Local businesses fight an uphill battle against online sellers who unfairly receive an automatic pricing advantage because of the Internet sales tax loophole. This can amount to several percentage points, a huge difference in the highly competitive world of retailing.
Sales lost to online businesses mean less money to hire workers, expand product offerings, and open or upgrade services and facilities. All of those things hurt not only local businesses, but also consumers and communities.
Sales tax is also an important revenue source for state and local governments, which fund items like first responders, road construction and many of the other basic services. If a significant part of sales tax revenue is lost because online sellers don't pay, other taxes must be raised to make up the difference.
That brings us back to the Marketplace Fairness Act, which is currently being debated in the U.S. Senate. If sales taxes were fairly and uniformly enforced, other taxes could be lowered.
This is not fantasy. The Utah Legislature passed SB58 this year, a bill that requires the Legislature to place any revenue collected from online retailers in a restricted account and then consider using this revenue to reduce the overall tax burden on Utahns.
This is one of the reasons that many conservatives support the Marketplace Fairness Act. They realize that it is not a new tax, and that it could make the tax system less regressive and fairer for everyone. In fact, e-fairness legislation is garnering wide bipartisan support in Congress, something almost never seen these days.
This is an important issue for Utah. Our communities have been cheated out of nearly $1 billion in lost sales tax revenue over the last five years.
No one knows how many Utah businesses have been required to lay off employees or curtail their operations. Some may even have been forced out of business.
Utah retailers, the small business owners whose stores line downtown streets and anchor local shopping districts, do not want a new tax.
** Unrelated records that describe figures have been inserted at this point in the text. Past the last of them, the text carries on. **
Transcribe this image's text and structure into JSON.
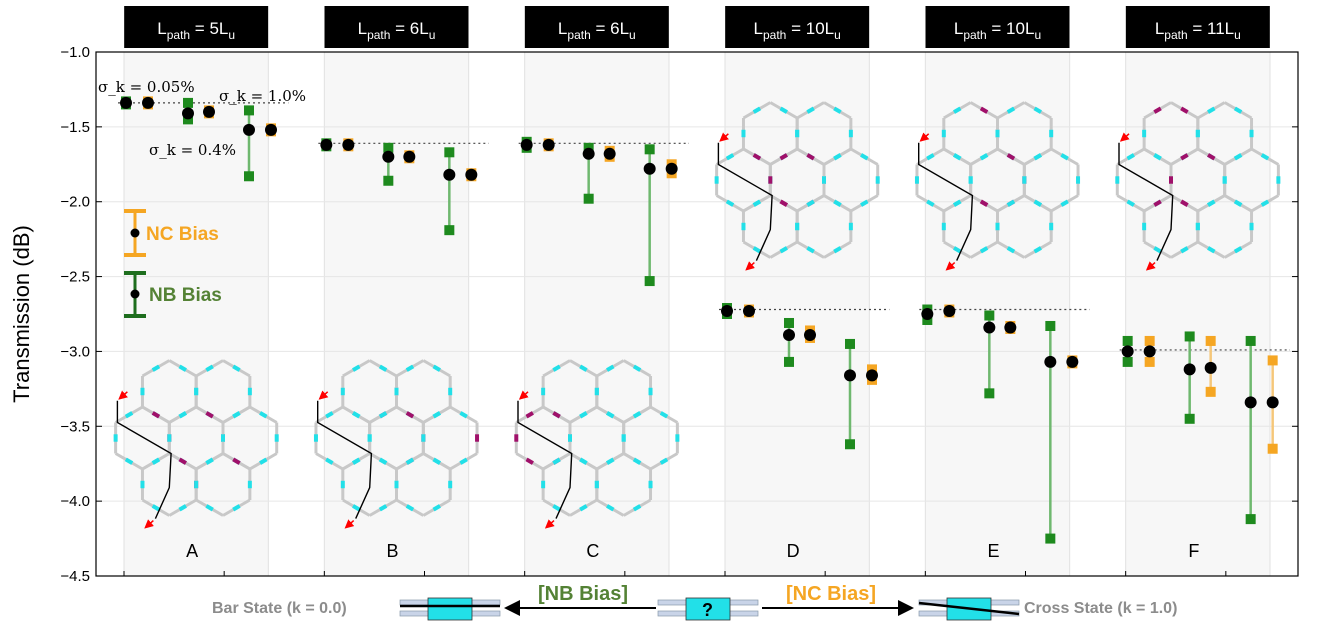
{
  "chart_data": {
    "type": "scatter",
    "ylabel": "Transmission (dB)",
    "ylim": [
      -4.5,
      -1.0
    ],
    "yticks": [
      "−1.0",
      "−1.5",
      "−2.0",
      "−2.5",
      "−3.0",
      "−3.5",
      "−4.0",
      "−4.5"
    ],
    "ytick_values": [
      -1.0,
      -1.5,
      -2.0,
      -2.5,
      -3.0,
      -3.5,
      -4.0,
      -4.5
    ],
    "grid": true,
    "colors": {
      "nb": "#1e8a1e",
      "nb_line": "#6fb86f",
      "nc": "#f5a623",
      "nc_line": "#f5c77a",
      "mean": "#000000",
      "header": "#000000",
      "panel": "#f7f7f7"
    },
    "annotations": {
      "sigma1": "σ_k = 0.05%",
      "sigma2": "σ_k = 1.0%",
      "sigma3": "σ_k = 0.4%"
    },
    "panels": [
      {
        "letter": "A",
        "header_main": "L",
        "header_sub": "path",
        "header_rest": " = 5L",
        "header_sub2": "u",
        "baseline": -1.34,
        "groups": [
          {
            "sigma": "0.05%",
            "nb": {
              "mean": -1.34,
              "min": -1.35,
              "max": -1.33
            },
            "nc": {
              "mean": -1.34,
              "min": -1.35,
              "max": -1.33
            }
          },
          {
            "sigma": "0.4%",
            "nb": {
              "mean": -1.41,
              "min": -1.45,
              "max": -1.34
            },
            "nc": {
              "mean": -1.4,
              "min": -1.41,
              "max": -1.39
            }
          },
          {
            "sigma": "1.0%",
            "nb": {
              "mean": -1.52,
              "min": -1.83,
              "max": -1.39
            },
            "nc": {
              "mean": -1.52,
              "min": -1.53,
              "max": -1.51
            }
          }
        ]
      },
      {
        "letter": "B",
        "header_main": "L",
        "header_sub": "path",
        "header_rest": " = 6L",
        "header_sub2": "u",
        "baseline": -1.61,
        "groups": [
          {
            "sigma": "0.05%",
            "nb": {
              "mean": -1.62,
              "min": -1.63,
              "max": -1.61
            },
            "nc": {
              "mean": -1.62,
              "min": -1.63,
              "max": -1.61
            }
          },
          {
            "sigma": "0.4%",
            "nb": {
              "mean": -1.7,
              "min": -1.86,
              "max": -1.64
            },
            "nc": {
              "mean": -1.7,
              "min": -1.71,
              "max": -1.69
            }
          },
          {
            "sigma": "1.0%",
            "nb": {
              "mean": -1.82,
              "min": -2.19,
              "max": -1.67
            },
            "nc": {
              "mean": -1.82,
              "min": -1.83,
              "max": -1.81
            }
          }
        ]
      },
      {
        "letter": "C",
        "header_main": "L",
        "header_sub": "path",
        "header_rest": " = 6L",
        "header_sub2": "u",
        "baseline": -1.61,
        "groups": [
          {
            "sigma": "0.05%",
            "nb": {
              "mean": -1.62,
              "min": -1.64,
              "max": -1.6
            },
            "nc": {
              "mean": -1.62,
              "min": -1.63,
              "max": -1.61
            }
          },
          {
            "sigma": "0.4%",
            "nb": {
              "mean": -1.68,
              "min": -1.98,
              "max": -1.64
            },
            "nc": {
              "mean": -1.68,
              "min": -1.7,
              "max": -1.66
            }
          },
          {
            "sigma": "1.0%",
            "nb": {
              "mean": -1.78,
              "min": -2.53,
              "max": -1.65
            },
            "nc": {
              "mean": -1.78,
              "min": -1.81,
              "max": -1.75
            }
          }
        ]
      },
      {
        "letter": "D",
        "header_main": "L",
        "header_sub": "path",
        "header_rest": " = 10L",
        "header_sub2": "u",
        "baseline": -2.72,
        "groups": [
          {
            "sigma": "0.05%",
            "nb": {
              "mean": -2.73,
              "min": -2.75,
              "max": -2.71
            },
            "nc": {
              "mean": -2.73,
              "min": -2.74,
              "max": -2.72
            }
          },
          {
            "sigma": "0.4%",
            "nb": {
              "mean": -2.89,
              "min": -3.07,
              "max": -2.81
            },
            "nc": {
              "mean": -2.89,
              "min": -2.91,
              "max": -2.86
            }
          },
          {
            "sigma": "1.0%",
            "nb": {
              "mean": -3.16,
              "min": -3.62,
              "max": -2.95
            },
            "nc": {
              "mean": -3.16,
              "min": -3.19,
              "max": -3.12
            }
          }
        ]
      },
      {
        "letter": "E",
        "header_main": "L",
        "header_sub": "path",
        "header_rest": " = 10L",
        "header_sub2": "u",
        "baseline": -2.72,
        "groups": [
          {
            "sigma": "0.05%",
            "nb": {
              "mean": -2.75,
              "min": -2.79,
              "max": -2.72
            },
            "nc": {
              "mean": -2.73,
              "min": -2.74,
              "max": -2.72
            }
          },
          {
            "sigma": "0.4%",
            "nb": {
              "mean": -2.84,
              "min": -3.28,
              "max": -2.76
            },
            "nc": {
              "mean": -2.84,
              "min": -2.85,
              "max": -2.83
            }
          },
          {
            "sigma": "1.0%",
            "nb": {
              "mean": -3.07,
              "min": -4.25,
              "max": -2.83
            },
            "nc": {
              "mean": -3.07,
              "min": -3.08,
              "max": -3.06
            }
          }
        ]
      },
      {
        "letter": "F",
        "header_main": "L",
        "header_sub": "path",
        "header_rest": " = 11L",
        "header_sub2": "u",
        "baseline": -2.99,
        "groups": [
          {
            "sigma": "0.05%",
            "nb": {
              "mean": -3.0,
              "min": -3.07,
              "max": -2.93
            },
            "nc": {
              "mean": -3.0,
              "min": -3.07,
              "max": -2.93
            }
          },
          {
            "sigma": "0.4%",
            "nb": {
              "mean": -3.12,
              "min": -3.45,
              "max": -2.9
            },
            "nc": {
              "mean": -3.11,
              "min": -3.27,
              "max": -2.93
            }
          },
          {
            "sigma": "1.0%",
            "nb": {
              "mean": -3.34,
              "min": -4.12,
              "max": -2.93
            },
            "nc": {
              "mean": -3.34,
              "min": -3.65,
              "max": -3.06
            }
          }
        ]
      }
    ]
  },
  "legend": {
    "nc": "NC Bias",
    "nb": "NB Bias"
  },
  "bottom": {
    "bar_state": "Bar State (k = 0.0)",
    "nb_bracket": "[NB Bias]",
    "nc_bracket": "[NC Bias]",
    "cross_state": "Cross State (k = 1.0)",
    "qmark": "?"
  }
}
They simply want existing taxes to be levied fairly and equally on all businesses, regardless of where they set up shop or how they transact their sales.
The Utah Retail Merchants Association urges Sens. Orrin Hatch and Mike Lee to support this act and call upon Utahns to urge them to support tax fairness as well.
David Davis is the president and chief legal officer of the Utah Retail Merchants Association, which represents retailers throughout the state of Utah.